The authorities have a duty to arrest law breakers, independent of their motives. To argue otherwise is to sanction anarchy. So yes, she should have been arrested. But she could have been fined, or told not to return to work until a hearing was granted. In all honesty, I am delighted she was thrown in the slammer. It only dramatized the issue.

Everyone knew that this decision by the Supreme Court would create religious liberty issues. In the oral arguments, held months before the ruling, the U.S. Solicitor General was asked if religious liberty problems would follow if gay marriage were legalized. He admitted they would. When the decision was rendered, justices on both sides warned that these problems would not go away. They haven’t, and they won’t.

Was the ruling a just one? In terms of process, it certainly was. But a good case can be made that the five unelected judges left us with an unjust law.

Nowhere in the Constitution do the words marriage, family, or sexual orientation appear. It has generally been understood that when rights are not mentioned in the Constitution, it is up to the states to rule on them, not the federal government. In his dissent, Chief Justice John Roberts wrote that the right of two men to marry was a “right imagined by the majority,” one that is not “actually spelled out in the Constitution.”

Rev. Martin Luther King, Jr. was sent to a Birmingham jail for violating what he called “unjust laws.” There he wrote a famous letter citing St. Augustine, who said, “An unjust law is no law at all.” Well said.

The day the high court decision legalizing gay marriage was made, Archbishop Joseph Kurtz, the president of the bishops’ conference, said, “It is profoundly immoral and unjust for the government to declare that two people of the same sex can constitute a marriage.” The Catholic Catechism is also definitive on this subject: “If rulers were to enact unjust laws or take measures contrary to the moral order, such arrangements would not be binding in conscience.”

If civil disobedience is to be legitimately exercised, those who violate what they hold is an unjust law must do so only when there are no legal avenues of redress left.
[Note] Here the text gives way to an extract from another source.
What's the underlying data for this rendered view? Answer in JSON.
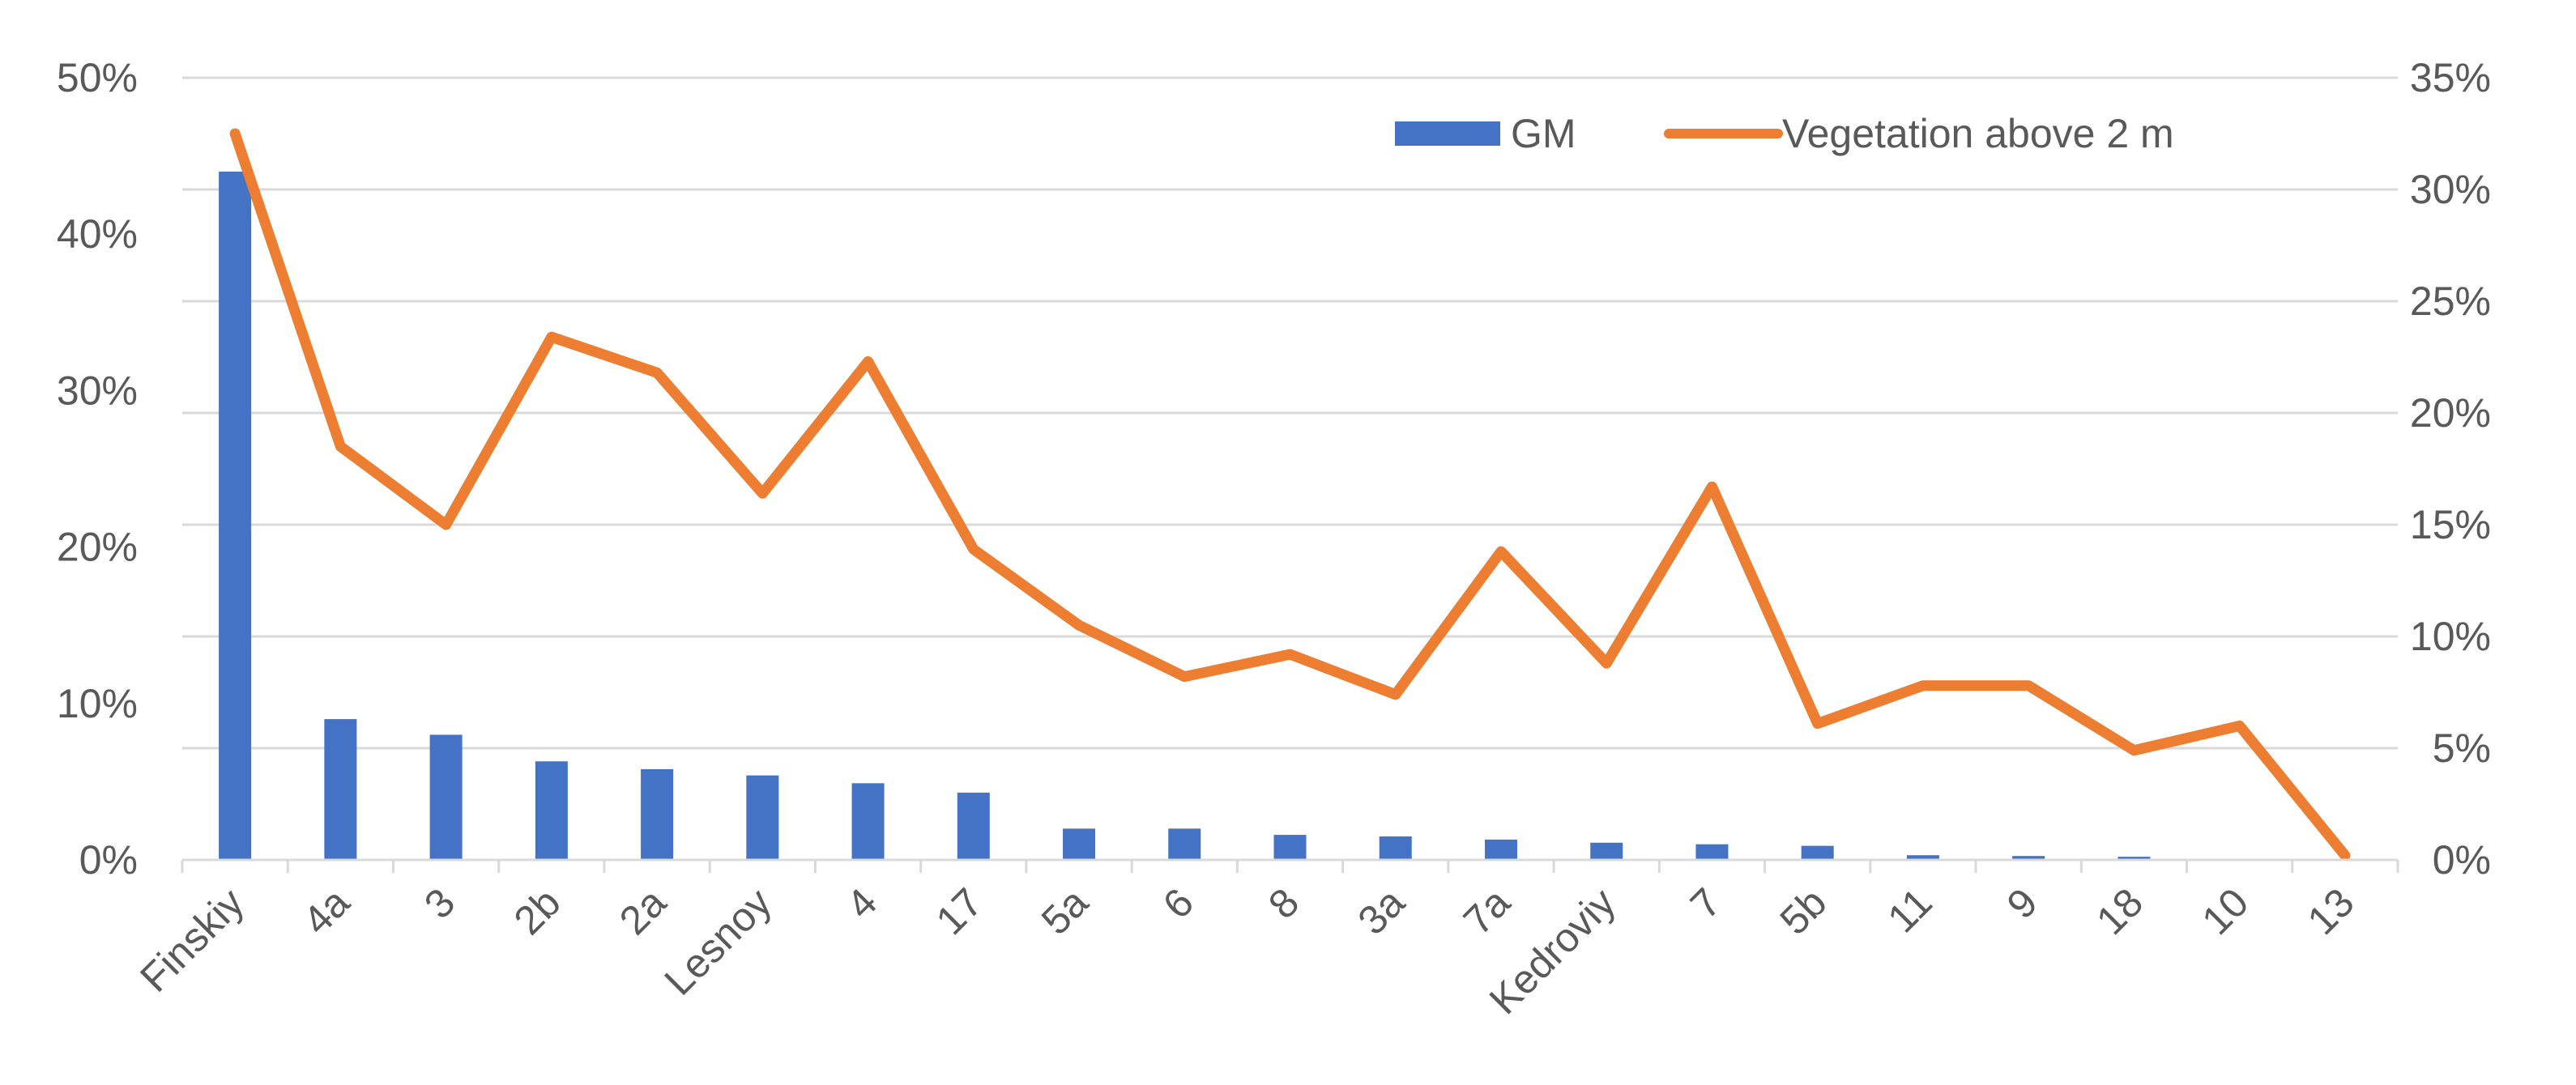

They must be non-violent and not resist arrest. Their goal is moral suasion, not intimidation. Ms. Davis met those conditions.

It is striking how little sympathy this woman is receiving from our elites. But when it came to the “Occupy Wall Street” thugs—urban anarchists who assaulted innocent persons, raped women, provoked the police, and defecated in the street—the same people criticizing Davis either defended these barbarians or said nothing.

Kudos to Kim Davis for standing on principle.